Healing, reconciliation and restoration are integral to the good news
of Jesus Christ. For this reason prayer for individuals, focused through
laying on of hands or anointing with oil, has a proper place within the
public prayer of the Church. God's gracious activity of healing is to
be seen both as part of the proclaiming of the good news and as an outworking
of the presence of the Spirit in the life of the Church.
Such prayer needs to be sensitive to a number of simplifications or misunderstandings.
It should not imply a simple link between sickness and sin; Jesus himself
warned against the direct association of disability and sin (John 9.3).

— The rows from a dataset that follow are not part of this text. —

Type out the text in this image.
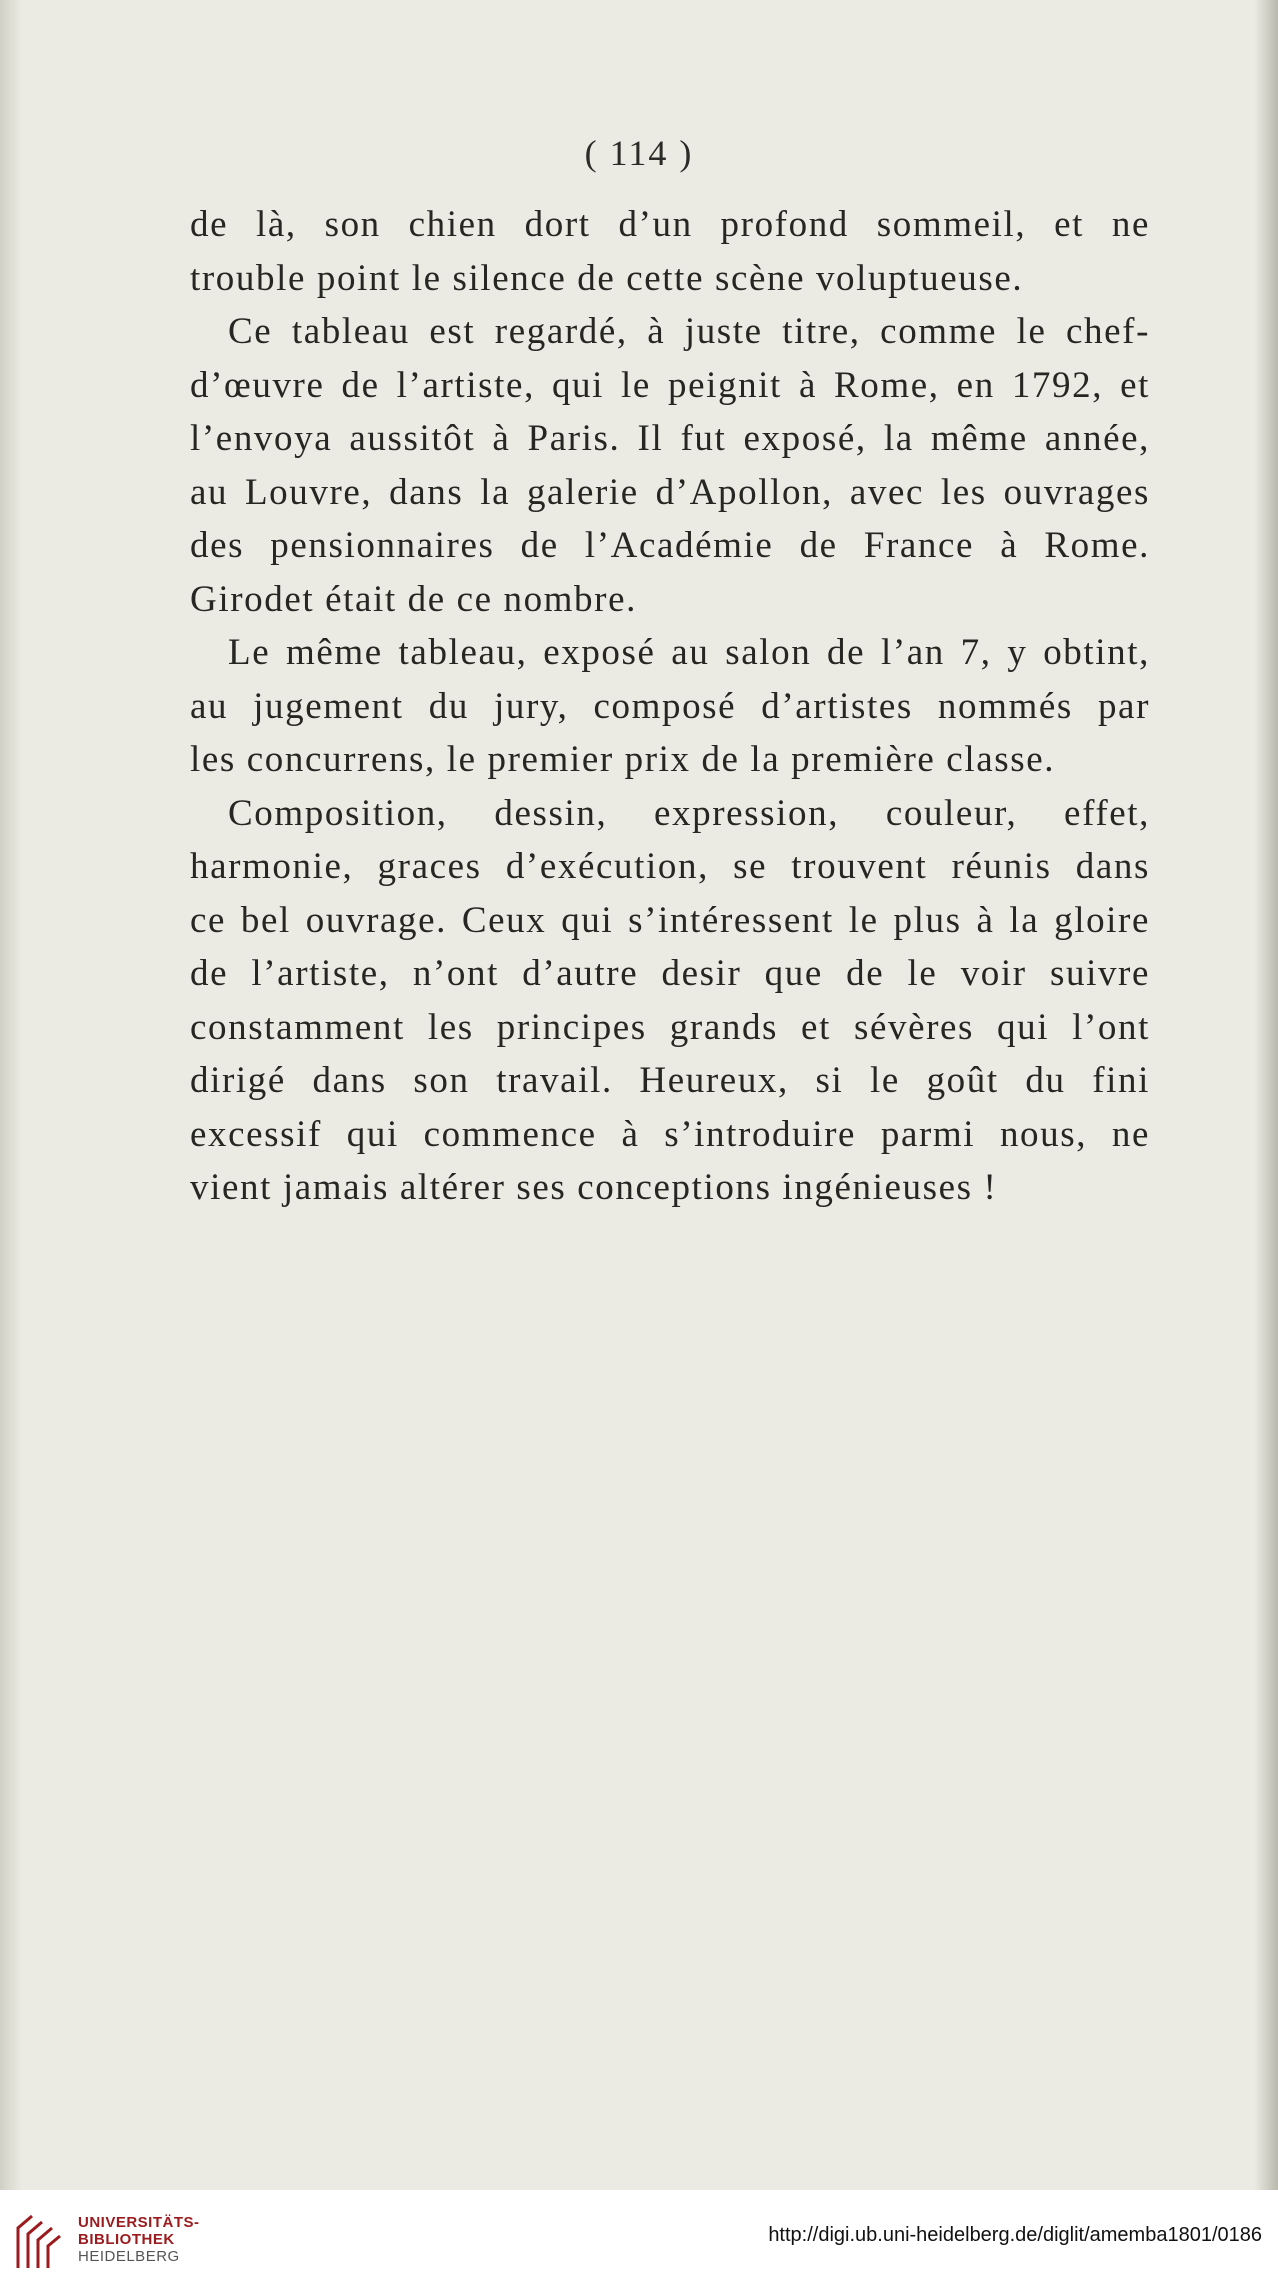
( 114 )
de là, son chien dort d’un profond sommeil, et ne
trouble point le silence de cette scène voluptueuse.
Ce tableau est regardé, à juste titre, comme le chef-
d’œuvre de l’artiste, qui le peignit à Rome, en 1792, et
l’envoya aussitôt à Paris. Il fut exposé, la même année,
au Louvre, dans la galerie d’Apollon, avec les ouvrages
des pensionnaires de l’Académie de France à Rome.
Girodet était de ce nombre.
Le même tableau, exposé au salon de l’an 7, y obtint,
au jugement du jury, composé d’artistes nommés par
les concurrens, le premier prix de la première classe.
Composition, dessin, expression, couleur, effet,
harmonie, graces d’exécution, se trouvent réunis dans
ce bel ouvrage. Ceux qui s’intéressent le plus à la gloire
de l’artiste, n’ont d’autre desir que de le voir suivre
constamment les principes grands et sévères qui l’ont
dirigé dans son travail. Heureux, si le goût du fini
excessif qui commence à s’introduire parmi nous, ne
vient jamais altérer ses conceptions ingénieuses !
UNIVERSITÄTS-
BIBLIOTHEK
HEIDELBERG
http://digi.ub.uni-heidelberg.de/diglit/amemba1801/0186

The receiving of forgiveness and the act of forgiving others may open
the way to healing and wholeness. Prayer for healing and strengthening
should not involve the rejection of the skills and activity of medicine
which are also part of God's faithfulness to creation (cf Ecclesiasticus
38.9-12; Psalm 147.3). Prayer for healing needs to take seriously the
way in which individual sickness and vulnerability are often the result
of injustice and social oppression. Equally importantly such prayer should
not imply that the restoration of physical wholeness is the only way in
which Christ meets human need. Healing has always to be seen against the
background of the continuing anguish of an alienated world and the hidden
work of the Holy Spirit bringing God's new order to birth. It is a way
of partaking in God's new life that will not be complete until it includes
the whole creation and the destruction of death itself.